Posted by Robert Nowall (Member # 2764) on :
 
It would seem there are a number of things in the "how to behave as a professional writer" category that fall into this "folklore" category---some of which seem dubious to me on reflection.

What comes to mind also falls into the category of "things I've bitched extensively about before," so be warned that some of you older folks on the boards have seen me say these things before.

Some things are reasonable---like, if you want the MS back, it's important to send a stamped and self-addressed envelope with it.

Other things seem less so. Markets (or editors) insisting on quality of paper the MS is printed on, or particular kinds of typefaces. Or a habit one market has gotten into of stealing the first page of the MS without comment.
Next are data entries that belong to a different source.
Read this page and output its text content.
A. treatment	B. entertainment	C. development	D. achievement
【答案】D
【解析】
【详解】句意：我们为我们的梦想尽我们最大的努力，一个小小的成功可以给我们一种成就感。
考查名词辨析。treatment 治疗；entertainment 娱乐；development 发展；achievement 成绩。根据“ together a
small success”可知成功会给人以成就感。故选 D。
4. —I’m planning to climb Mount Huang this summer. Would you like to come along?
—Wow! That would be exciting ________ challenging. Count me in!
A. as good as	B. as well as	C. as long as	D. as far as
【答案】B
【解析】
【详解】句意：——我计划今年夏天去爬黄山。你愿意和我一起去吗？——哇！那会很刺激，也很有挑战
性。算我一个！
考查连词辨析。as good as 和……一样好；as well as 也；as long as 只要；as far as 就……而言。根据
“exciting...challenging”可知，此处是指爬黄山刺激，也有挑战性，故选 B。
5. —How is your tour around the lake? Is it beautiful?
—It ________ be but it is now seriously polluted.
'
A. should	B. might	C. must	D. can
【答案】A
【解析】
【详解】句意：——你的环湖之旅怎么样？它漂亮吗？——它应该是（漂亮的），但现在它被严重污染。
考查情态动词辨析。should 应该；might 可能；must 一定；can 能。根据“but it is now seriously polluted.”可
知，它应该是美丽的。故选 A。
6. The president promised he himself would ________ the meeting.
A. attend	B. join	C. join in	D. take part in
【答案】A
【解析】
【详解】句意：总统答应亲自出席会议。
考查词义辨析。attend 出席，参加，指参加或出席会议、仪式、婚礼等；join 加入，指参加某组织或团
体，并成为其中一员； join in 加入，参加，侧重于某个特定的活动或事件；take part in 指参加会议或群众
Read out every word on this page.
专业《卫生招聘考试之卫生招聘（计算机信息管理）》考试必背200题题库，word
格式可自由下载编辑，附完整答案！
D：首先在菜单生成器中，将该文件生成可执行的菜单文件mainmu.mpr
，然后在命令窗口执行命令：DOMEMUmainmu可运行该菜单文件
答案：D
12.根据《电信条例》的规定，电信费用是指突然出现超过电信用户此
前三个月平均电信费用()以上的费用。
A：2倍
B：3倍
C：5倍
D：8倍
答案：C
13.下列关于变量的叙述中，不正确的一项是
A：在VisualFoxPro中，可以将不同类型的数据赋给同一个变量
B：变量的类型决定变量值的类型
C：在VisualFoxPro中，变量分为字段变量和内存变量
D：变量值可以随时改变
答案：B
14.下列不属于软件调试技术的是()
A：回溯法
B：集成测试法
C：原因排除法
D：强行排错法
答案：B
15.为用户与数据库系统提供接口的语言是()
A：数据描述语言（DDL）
Form rejections are sometimes odd---it leaves the long-term writers like me in the position of reading "there's nothing wrong with this story, but for reasons I won't go into I'm not buying it." Irritating, to say the least.

Then there's also the "grin and bear it" attitude that's condoned among the "professional" crowd---if "professional" is defined as "someone who's sold a lot," I doubt the markets would reject something from one of the Grand Masters if it came printed on basic multiuse copy paper...

(Please note that I have so little experience with electronic submission that I know little of any conventions in it---though some that have been reported to me seem odd and pointless.)